Celui qui régnera par l’épée périra par l’épée… Hier, Ousmane Sonko s’est montré passablement irrité, avec un discours menaçant, comme s’il ne portait pas ce grand boubou de Premier ministre. Voilà pourtant quelqu’un qui a tout pour être heureux, il a obtenu tout ce pourquoi il se battait. Ou presque ! Il a dégagé le «Système», gagné la Présidentielle en faisant largement élire son candidat, obtenu la majorité à l’Assemblée, ce qui lui permet de gouverner tranquillement. De plus, il est devenu super chef du gouvernement, avec des pouvoirs illimités. Manifestement, il n’est pas heureux. Pourquoi ? Allez savoir !
Car il est resté en 2021 et n’a pas réussi à mettre à jour son logiciel en étant au pouvoir, avec cette volonté de vouloir proroger ce «Mortal Kombat» ou ce «Gatsa Gatsa» qui l’a rendu si célèbre. Raboter les libertés ou mettre au pas les personnes critiques. En vérité, c’est un plan suffisamment planifié depuis le début de cette nouvelle alternance. Le 26 septembre dernier, il avait estimé que le débat sur les finances publiques devrait relever de la sécurité nationale. Lors de sa rencontre avec les organisations syndicales, le Premier ministre avait avancé que les pays asiatiques, qui se sont développés, avaient à un moment donné mis entre parenthèses certaines libertés. Même s’il ne remettait pas en cause la liberté d’expression, tentait-il de relativiser. Bien sûr, il faut se rendre compte que sa sortie d’hier est dans le même ordre d’idées. Il lui faudra alors bâtir des prisons pour concrétiser cette tentation totalitaire et cette ambition de construire un rideau de fer dans les esprits, pour soumettre les critiques. Chroniqueurs, voix indépendantes et journalistes, l’ombre de Pastef est sur vous ! Si Sarkozy avait parlé de passer les manifestants au Karcher, Sonko utilise le mot «effacer» ceux qui, selon lui, portent par procuration le combat des opposants, afin qu’ils sortent du bois. Ce champ lexical montre toute l’énergie qu’il entend déployer pour gagner ce pari.

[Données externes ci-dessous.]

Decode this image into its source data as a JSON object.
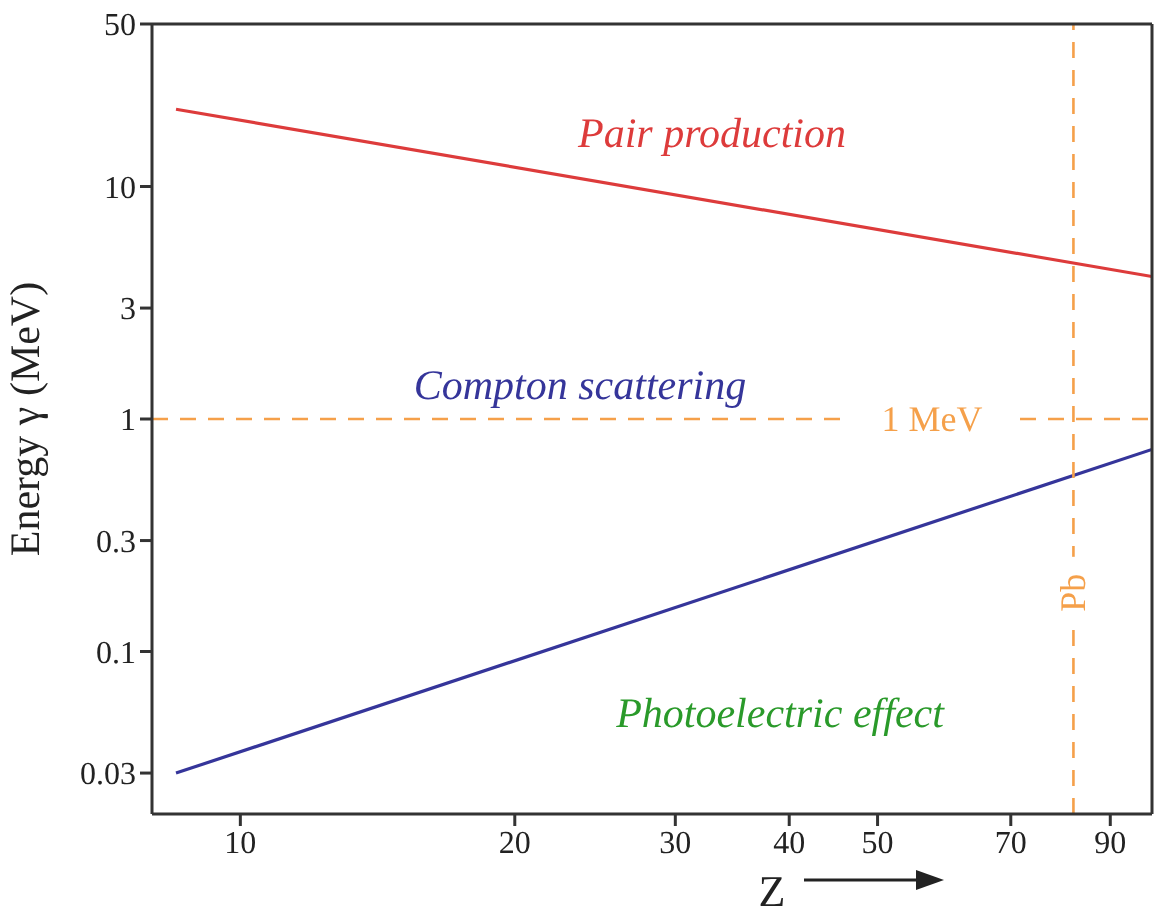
{
  "chart_data": {
    "type": "line",
    "xlabel": "Z",
    "ylabel": "Energy γ (MeV)",
    "log": "xy",
    "xlim": [
      8,
      100
    ],
    "ylim": [
      0.02,
      50
    ],
    "xticks": [
      10,
      20,
      30,
      40,
      50,
      70,
      90
    ],
    "yticks": [
      0.03,
      0.1,
      0.3,
      1,
      3,
      10,
      50
    ],
    "grid": false,
    "legend": false,
    "line_style": "solid",
    "marker": "none",
    "x": [
      8.5,
      100
    ],
    "series": [
      {
        "values": [
          21.5,
          4.1
        ],
        "color": "#dd3b3b"
      },
      {
        "values": [
          0.03,
          0.74
        ],
        "color": "#35359a"
      }
    ],
    "ref_lines": [
      {
        "axis": "x",
        "value": 82,
        "label": "Pb",
        "color": "#f5a04a",
        "line_style": "dashed"
      },
      {
        "axis": "y",
        "value": 1,
        "label": "1 MeV",
        "color": "#f5a04a",
        "line_style": "dashed"
      }
    ],
    "annotations": [
      "Pair production",
      "Compton scattering",
      "Photoelectric effect"
    ]
  }
}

C’est le temps de la chienlit qui s’annonce, pour un pays en ruines. Pour les médias, cela ne doit pas être une surprise. Le plan de liquidation assumé a été amorcé dès les premières heures du nouveau régime. On se souvient que les premières mesures «primatoriales» ont touché d’abord les entreprises de presse, avant même que l’Etat ne se penche sur les urgences des Sénégalais. C’est le Premier ministre, himself, qui a annoncé la fin des conventions qui les liaient aux structures publiques. Jusqu’ici, les créances ont été gelées par l’Administration. Sans oublier les Atd et la subvention à la presse confisquée. Il ne leur reste que cette liberté que le régime voudrait remettre en cause, comme si le 2 avril 2024 était l’année zéro de la liberté d’expression au Sénégal. Or, Pastef, dans l’opposition, a parrainé des «chroniqueurs», des «journalistes», et fondé un média de propagande dont certains responsables assument désormais des positions stratégiques au cœur de l’appareil étatique.

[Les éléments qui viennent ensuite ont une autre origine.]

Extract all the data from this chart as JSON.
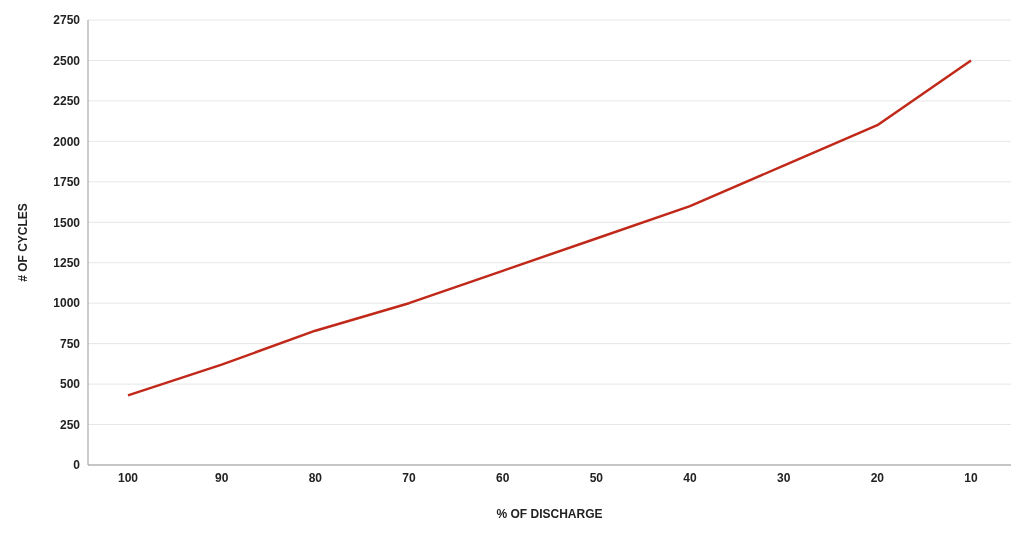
{
  "chart_data": {
    "type": "line",
    "xlabel": "% OF DISCHARGE",
    "ylabel": "# OF CYCLES",
    "categories": [
      "100",
      "90",
      "80",
      "70",
      "60",
      "50",
      "40",
      "30",
      "20",
      "10"
    ],
    "series": [
      {
        "color": "#c0291a",
        "values": [
          430,
          620,
          830,
          1000,
          1200,
          1400,
          1600,
          1850,
          2100,
          2500
        ]
      }
    ],
    "ylim": [
      0,
      2750
    ],
    "yticks": [
      0,
      250,
      500,
      750,
      1000,
      1250,
      1500,
      1750,
      2000,
      2250,
      2500,
      2750
    ],
    "grid": "y",
    "marker": "none",
    "line_style": "solid",
    "legend": false
  }
}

Aujourd’hui, il reste aux médias et aux personnes épris de libertés, à s’ériger en boucliers contre les graves menaces sur les libertés publiques et individuelles judiciarisées et politisées, pour arrêter cette Opa hostile décrétée par le pouvoir de Pastef. Il s’agit de principes non négociables, exercés dans la responsabilité. Cela devrait relever même de l’atavisme, car ce pays n’est pas un avatar de la dictature, mais une Nation libre. Il est grand temps de se lever pour contenir les dérives dangereuses sur le présent et l’avenir du Sénégal.
De toute façon, ce pays est trop grand pour succomber à cette tentation. Sonko est un homme très puissant, mais il n’a pas façonné ce Sénégal pour qu’il soit son miroir, le reflet de ses propres désirs. Le Sénégal lui survivra, même si son horizon de 2050 semble trop loin pour accepter que cette menace chimérique de destruction, sous nos yeux, de nos acquis démocratiques se concrétise dans notre pays. C’est l’essence même de son existence.